‘The clue is in the title’, ‘does what it says on the tin’: idioms with which I seem to pepper my language. I’m not quite sure what the opposite of these expressions is, but Coffee & Jazz exemplifies it. Or rather, the jazz bit is right but the restaurant’s USP is not the coffee. Or, in fact, to be really pedantic, I wouldn’t know because I didn’t have any.
Coffee & Jazz is in fact an Indonesian restaurant. It’s not often that I get recommendations for Indonesian food, so I’d been curious about this one for a while. The occasion was the visit of my good friend, genre-defying academic and supporter of my literary endeavours, Simon. We hadn’t seen each other in over a year, so we decided to sack the concept of a menu (it appeared to be largely in Indonesian, and therefore unintelligible to us anyway) in favour of placing our dinner in the hands of the eccentric restaurant owner, whose seventies haircut, drug-abused skin and penchant for extracting-the-Michael inspired us with immediate confidence. Yes.

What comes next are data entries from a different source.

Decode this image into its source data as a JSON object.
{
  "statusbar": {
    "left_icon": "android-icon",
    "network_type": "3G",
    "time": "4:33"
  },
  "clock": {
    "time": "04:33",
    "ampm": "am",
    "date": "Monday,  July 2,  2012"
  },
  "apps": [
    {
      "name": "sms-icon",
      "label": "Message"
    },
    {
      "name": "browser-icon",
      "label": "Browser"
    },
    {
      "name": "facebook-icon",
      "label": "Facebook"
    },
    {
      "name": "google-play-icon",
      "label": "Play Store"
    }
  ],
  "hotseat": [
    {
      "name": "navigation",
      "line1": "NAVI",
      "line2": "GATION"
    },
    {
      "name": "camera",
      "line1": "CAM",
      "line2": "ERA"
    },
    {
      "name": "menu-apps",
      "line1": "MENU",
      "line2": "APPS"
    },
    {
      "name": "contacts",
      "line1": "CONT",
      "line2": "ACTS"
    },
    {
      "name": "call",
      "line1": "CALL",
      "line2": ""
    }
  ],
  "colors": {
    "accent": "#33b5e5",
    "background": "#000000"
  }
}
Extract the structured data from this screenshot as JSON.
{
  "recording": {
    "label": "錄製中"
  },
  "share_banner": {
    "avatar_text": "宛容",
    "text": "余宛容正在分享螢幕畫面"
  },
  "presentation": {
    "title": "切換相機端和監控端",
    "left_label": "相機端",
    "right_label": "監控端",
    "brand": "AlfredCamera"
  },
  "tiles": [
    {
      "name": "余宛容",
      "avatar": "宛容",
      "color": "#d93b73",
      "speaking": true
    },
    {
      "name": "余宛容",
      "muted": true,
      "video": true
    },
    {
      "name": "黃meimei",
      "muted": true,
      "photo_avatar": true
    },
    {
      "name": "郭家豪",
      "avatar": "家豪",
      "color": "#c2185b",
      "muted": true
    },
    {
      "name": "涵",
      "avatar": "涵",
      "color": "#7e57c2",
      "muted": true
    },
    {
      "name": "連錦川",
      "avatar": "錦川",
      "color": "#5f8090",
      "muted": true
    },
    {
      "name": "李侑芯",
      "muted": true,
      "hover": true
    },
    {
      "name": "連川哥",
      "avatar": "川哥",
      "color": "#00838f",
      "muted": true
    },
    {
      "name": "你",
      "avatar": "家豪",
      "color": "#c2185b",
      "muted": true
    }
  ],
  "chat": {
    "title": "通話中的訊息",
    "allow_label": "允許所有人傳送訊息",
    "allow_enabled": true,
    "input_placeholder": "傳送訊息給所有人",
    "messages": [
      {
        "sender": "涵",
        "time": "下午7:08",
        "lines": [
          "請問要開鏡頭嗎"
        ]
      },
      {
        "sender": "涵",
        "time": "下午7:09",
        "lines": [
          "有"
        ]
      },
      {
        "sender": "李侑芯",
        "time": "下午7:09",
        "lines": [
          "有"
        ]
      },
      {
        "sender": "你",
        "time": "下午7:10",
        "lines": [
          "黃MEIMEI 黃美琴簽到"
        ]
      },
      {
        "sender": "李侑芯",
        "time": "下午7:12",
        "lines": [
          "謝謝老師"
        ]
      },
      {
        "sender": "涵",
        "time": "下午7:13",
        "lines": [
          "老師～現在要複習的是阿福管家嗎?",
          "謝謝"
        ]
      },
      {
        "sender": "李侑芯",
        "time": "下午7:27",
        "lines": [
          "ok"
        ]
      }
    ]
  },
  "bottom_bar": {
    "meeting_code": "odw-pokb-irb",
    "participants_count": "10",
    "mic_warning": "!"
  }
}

In fact, his approach rather lent itself to the kind of laissez-faire mood we were in. If you want a choice of more than one house wine, look elsewhere. But if you’re prepared to accept that a Keith Richards look-a-like knows more than you about which type of wine to drink with Indonesian food, then C&J is the way forward. With our rather excellent saté skewers, we had a South African Chardonnay-Sauvignon Blanc blend that was aptly named ‘Goed Gevonden’. Yes, the clue was in that title.